April 07, 2016

Go Home Bay

by Susan Vande Griek
Illustrated by Pascal Milelli
Groundwood Books
978-1-55498-701-6
32 pp.
Ages 6-9
April 2016

Groundwood Books was recently honoured by being named the Best Children’s Publisher of the Year at the Bologna Children’s Book Fair, and Go Home Bay is another title in its worthy collection,  demonstrating why Groundwood Books received this award.

From Go Home Bay
by Susan Vande Griek and Pascal Milelli
Go Home Bay, the story, is loosely based on the events that took place during the summer of 1914 on Go Home Bay in Georgian Bay.  Canadian artist Tom Thomson, who became one of Canada’s best-known artists, was invited by a patron, Dr. James MacCallum, to stay at his cottage.  While there, Thomson taught MacCallum’s young daughter, Helen, to paint.  This is their story.

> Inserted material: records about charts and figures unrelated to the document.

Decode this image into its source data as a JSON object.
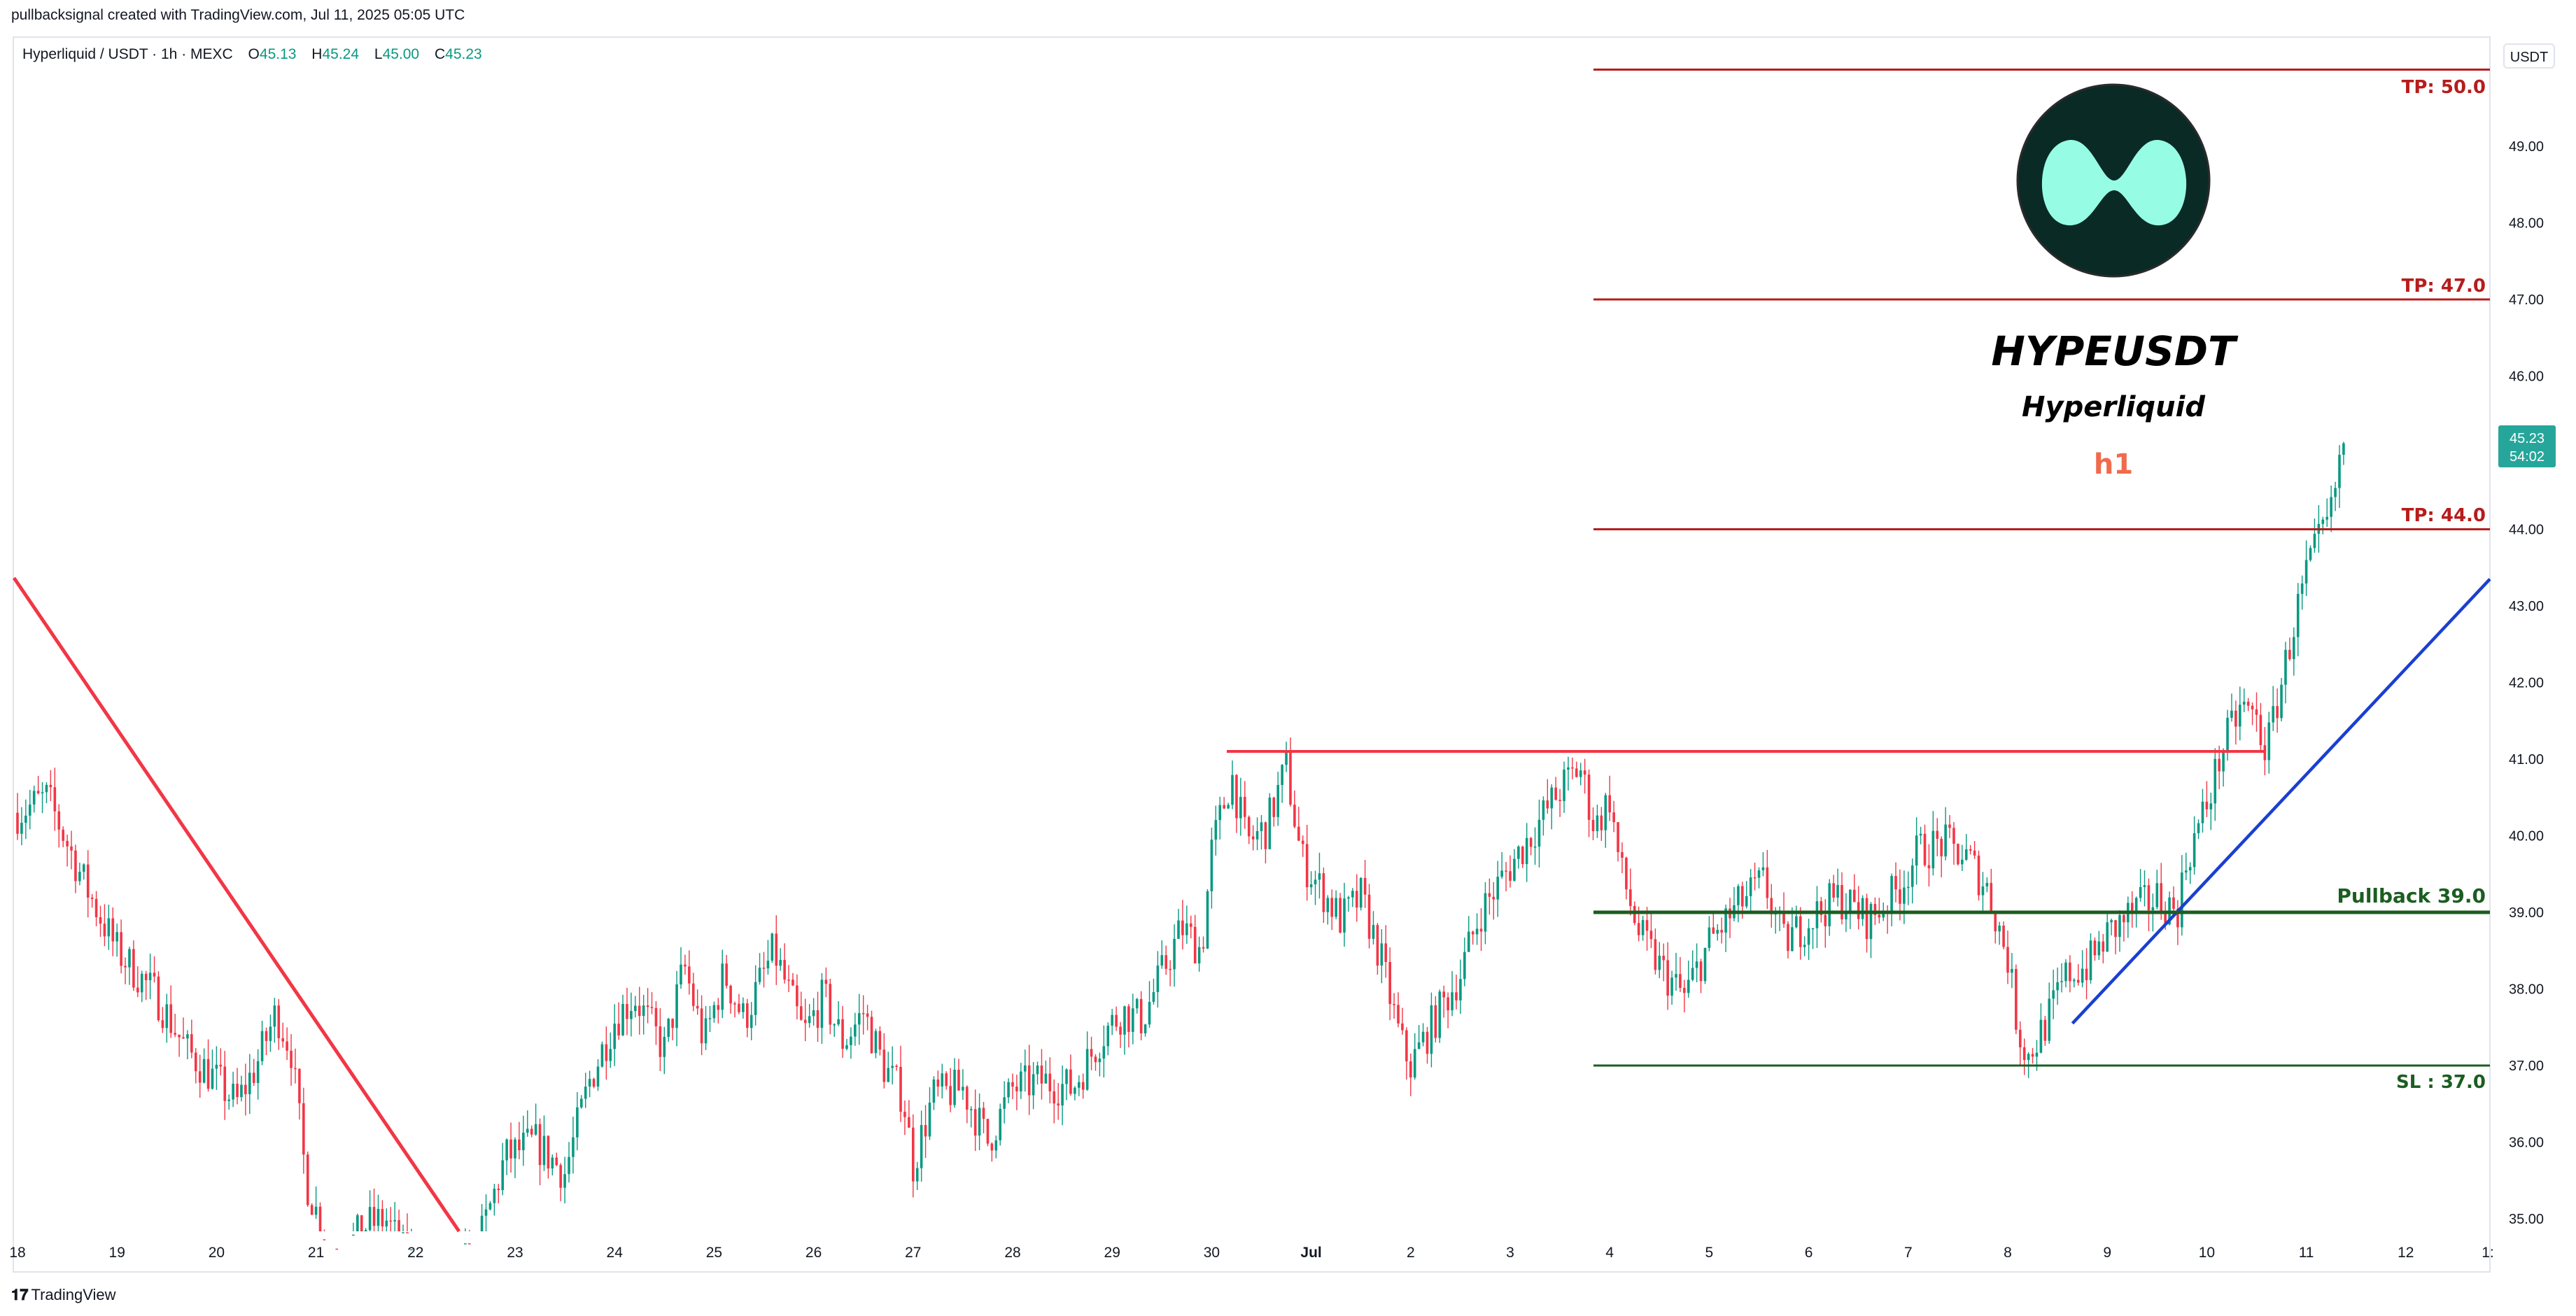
{
  "header": {
    "created_by": "pullbacksignal created with TradingView.com, Jul 11, 2025 05:05 UTC"
  },
  "symbol_line": {
    "name": "Hyperliquid / USDT · 1h · MEXC",
    "open_label": "O",
    "open": "45.13",
    "high_label": "H",
    "high": "45.24",
    "low_label": "L",
    "low": "45.00",
    "close_label": "C",
    "close": "45.23"
  },
  "currency": "USDT",
  "footer": {
    "brand": "TradingView"
  },
  "annotations": {
    "title": "HYPEUSDT",
    "subtitle": "Hyperliquid",
    "timeframe": "h1",
    "tp3": "TP: 50.0",
    "tp2": "TP: 47.0",
    "tp1": "TP: 44.0",
    "pullback": "Pullback 39.0",
    "sl": "SL : 37.0"
  },
  "price_badge": {
    "price": "45.23",
    "countdown": "54:02",
    "color": "#26a69a"
  },
  "colors": {
    "up": "#089981",
    "down": "#f23645",
    "resistance": "#f23645",
    "trend": "#1a3fd1",
    "tp": "#b71c1c",
    "support": "#1b5e20",
    "logo_bg": "#0a2a25",
    "logo_fg": "#97fce4",
    "h1": "#f06a4d"
  },
  "logo": {
    "icon": "hyperliquid-logo"
  },
  "chart_data": {
    "type": "candlestick",
    "timeframe": "1h",
    "y_ticks": [
      "35.00",
      "36.00",
      "37.00",
      "38.00",
      "39.00",
      "40.00",
      "41.00",
      "42.00",
      "43.00",
      "44.00",
      "45.00",
      "46.00",
      "47.00",
      "48.00",
      "49.00"
    ],
    "x_ticks": [
      "18",
      "19",
      "20",
      "21",
      "22",
      "23",
      "24",
      "25",
      "26",
      "27",
      "28",
      "29",
      "30",
      "Jul",
      "2",
      "3",
      "4",
      "5",
      "6",
      "7",
      "8",
      "9",
      "10",
      "11",
      "12",
      "1:"
    ],
    "ylim": [
      34.45,
      50.45
    ],
    "close_path": [
      {
        "t": 18.0,
        "p": 40.3
      },
      {
        "t": 18.3,
        "p": 40.5
      },
      {
        "t": 18.7,
        "p": 39.3
      },
      {
        "t": 19.0,
        "p": 38.5
      },
      {
        "t": 19.4,
        "p": 37.9
      },
      {
        "t": 19.7,
        "p": 37.2
      },
      {
        "t": 20.0,
        "p": 36.8
      },
      {
        "t": 20.2,
        "p": 36.5
      },
      {
        "t": 20.4,
        "p": 37.0
      },
      {
        "t": 20.6,
        "p": 37.7
      },
      {
        "t": 20.75,
        "p": 37.2
      },
      {
        "t": 20.9,
        "p": 35.5
      },
      {
        "t": 21.1,
        "p": 34.7
      },
      {
        "t": 21.3,
        "p": 34.6
      },
      {
        "t": 21.5,
        "p": 34.9
      },
      {
        "t": 21.7,
        "p": 35.0
      },
      {
        "t": 21.9,
        "p": 34.5
      },
      {
        "t": 22.3,
        "p": 34.3
      },
      {
        "t": 22.6,
        "p": 34.5
      },
      {
        "t": 22.9,
        "p": 35.8
      },
      {
        "t": 23.2,
        "p": 36.0
      },
      {
        "t": 23.5,
        "p": 35.6
      },
      {
        "t": 23.75,
        "p": 36.8
      },
      {
        "t": 24.0,
        "p": 37.6
      },
      {
        "t": 24.2,
        "p": 37.9
      },
      {
        "t": 24.5,
        "p": 37.2
      },
      {
        "t": 24.7,
        "p": 38.3
      },
      {
        "t": 24.9,
        "p": 37.3
      },
      {
        "t": 25.1,
        "p": 38.2
      },
      {
        "t": 25.3,
        "p": 37.6
      },
      {
        "t": 25.6,
        "p": 38.5
      },
      {
        "t": 25.9,
        "p": 37.4
      },
      {
        "t": 26.1,
        "p": 37.9
      },
      {
        "t": 26.3,
        "p": 37.3
      },
      {
        "t": 26.5,
        "p": 37.7
      },
      {
        "t": 26.7,
        "p": 37.0
      },
      {
        "t": 26.9,
        "p": 36.6
      },
      {
        "t": 27.0,
        "p": 35.7
      },
      {
        "t": 27.2,
        "p": 36.6
      },
      {
        "t": 27.5,
        "p": 36.7
      },
      {
        "t": 27.75,
        "p": 36.0
      },
      {
        "t": 28.0,
        "p": 36.7
      },
      {
        "t": 28.3,
        "p": 36.8
      },
      {
        "t": 28.6,
        "p": 36.7
      },
      {
        "t": 28.9,
        "p": 37.4
      },
      {
        "t": 29.1,
        "p": 37.7
      },
      {
        "t": 29.3,
        "p": 37.6
      },
      {
        "t": 29.5,
        "p": 38.2
      },
      {
        "t": 29.7,
        "p": 38.8
      },
      {
        "t": 29.9,
        "p": 38.5
      },
      {
        "t": 30.0,
        "p": 39.8
      },
      {
        "t": 30.2,
        "p": 40.8
      },
      {
        "t": 30.35,
        "p": 39.9
      },
      {
        "t": 30.55,
        "p": 40.1
      },
      {
        "t": 30.75,
        "p": 40.9
      },
      {
        "t": 30.9,
        "p": 39.7
      },
      {
        "t": 31.1,
        "p": 39.3
      },
      {
        "t": 31.3,
        "p": 38.9
      },
      {
        "t": 31.5,
        "p": 39.2
      },
      {
        "t": 31.7,
        "p": 38.4
      },
      {
        "t": 31.9,
        "p": 37.3
      },
      {
        "t": 32.0,
        "p": 37.0
      },
      {
        "t": 32.2,
        "p": 37.5
      },
      {
        "t": 32.5,
        "p": 38.2
      },
      {
        "t": 32.7,
        "p": 39.0
      },
      {
        "t": 33.0,
        "p": 39.6
      },
      {
        "t": 33.2,
        "p": 40.0
      },
      {
        "t": 33.5,
        "p": 40.6
      },
      {
        "t": 33.7,
        "p": 40.9
      },
      {
        "t": 33.85,
        "p": 40.1
      },
      {
        "t": 34.0,
        "p": 40.5
      },
      {
        "t": 34.1,
        "p": 39.6
      },
      {
        "t": 34.3,
        "p": 38.7
      },
      {
        "t": 34.55,
        "p": 38.2
      },
      {
        "t": 34.75,
        "p": 37.9
      },
      {
        "t": 35.0,
        "p": 38.6
      },
      {
        "t": 35.3,
        "p": 39.1
      },
      {
        "t": 35.55,
        "p": 39.4
      },
      {
        "t": 35.75,
        "p": 38.6
      },
      {
        "t": 36.0,
        "p": 38.9
      },
      {
        "t": 36.3,
        "p": 39.2
      },
      {
        "t": 36.6,
        "p": 38.9
      },
      {
        "t": 36.9,
        "p": 39.3
      },
      {
        "t": 37.1,
        "p": 39.8
      },
      {
        "t": 37.35,
        "p": 39.9
      },
      {
        "t": 37.6,
        "p": 39.7
      },
      {
        "t": 37.8,
        "p": 39.3
      },
      {
        "t": 38.0,
        "p": 38.4
      },
      {
        "t": 38.1,
        "p": 37.5
      },
      {
        "t": 38.2,
        "p": 37.1
      },
      {
        "t": 38.4,
        "p": 37.6
      },
      {
        "t": 38.6,
        "p": 38.2
      },
      {
        "t": 38.8,
        "p": 38.3
      },
      {
        "t": 39.0,
        "p": 38.7
      },
      {
        "t": 39.25,
        "p": 39.0
      },
      {
        "t": 39.5,
        "p": 39.2
      },
      {
        "t": 39.7,
        "p": 39.0
      },
      {
        "t": 39.8,
        "p": 39.7
      },
      {
        "t": 40.0,
        "p": 40.4
      },
      {
        "t": 40.15,
        "p": 41.1
      },
      {
        "t": 40.35,
        "p": 41.7
      },
      {
        "t": 40.5,
        "p": 41.5
      },
      {
        "t": 40.6,
        "p": 41.1
      },
      {
        "t": 40.75,
        "p": 42.0
      },
      {
        "t": 40.9,
        "p": 42.9
      },
      {
        "t": 41.0,
        "p": 43.4
      },
      {
        "t": 41.15,
        "p": 43.9
      },
      {
        "t": 41.25,
        "p": 44.2
      },
      {
        "t": 41.35,
        "p": 45.0
      },
      {
        "t": 41.4,
        "p": 45.23
      }
    ]
  }
}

In expressive free verse, as redolent as Pascal Milelli’s illustrations are of Thomson’s own artwork, Susan Vande Griek shares the arrival and introduction of the artist to the young girl, who watches his outdoor routines of campfire cooking, fishing, canoeing and, of course, painting with quiet appreciation.  Then, one day, he encourages her to paint with him: wildflowers, a rowboat, his canoe, Go Home Bay, a pine tree.
Wild the west wind blows. 
“Quick!” Tom calls.
“Let’s paint a pine." 
And down by the shore, 
clothes flapping, as we go.
Dark clouds cluster,
The air blusters and puffs. 
Tom points and shouts,
“See how the branches 
sway and bend.” 
So we paint them out over the water,
west wind sent,
trees that are forever
west wind bent. (pg. 22)
This extraordinary summer of Tom Thomson guiding Helen’s eyes to see and her hands to paint was immortalized in several of his key artworks, including The West Wind and Boathouse, Go Home Bay, but the experience and memories with which Helen MacCallum was left were far greater than just the painting he gives her. 

From Go Home Bay
by Susan Vande Griek, illus. by Pascal Milelli
What an experience to have learned to paint from one of the greats of the Canadian art world and to have listened to patron and benefactor discuss art and other important issues of the day.  Susan Vande Griek tells of that summer with the transcendent calm of a respite at the cottage when time is endless and warmth is embracing.  A time of inspiration and inspiring.   The text is replendent in colours and textures, much like Pascal Milelli’s bold, homagic illustrations evocative of Tom Thomson’s own style of painting.  Pascal Milelli’s art, already recognized with an Amelia Frances Howard-Gibbon Award, is rich in earthy greens and terra cotta, turquoises and blues of expansive water and sky.  Like Tom Thomson, Pascal Milelli uses of ribbons of colour to produce layering within the landscape and its components, creating softness and movement.  The illustrations paint a serenity and a magic of a time and place long gone but ever remembered.

Go Home Bay is an auspicious addition to my recent Art in youngCanLit booklist, joining its sister book by Susan Vande Griek and Pascal Milelli, The Art Room (Groundwood, 2002), as an important children's picture about an legendary Canadian artist.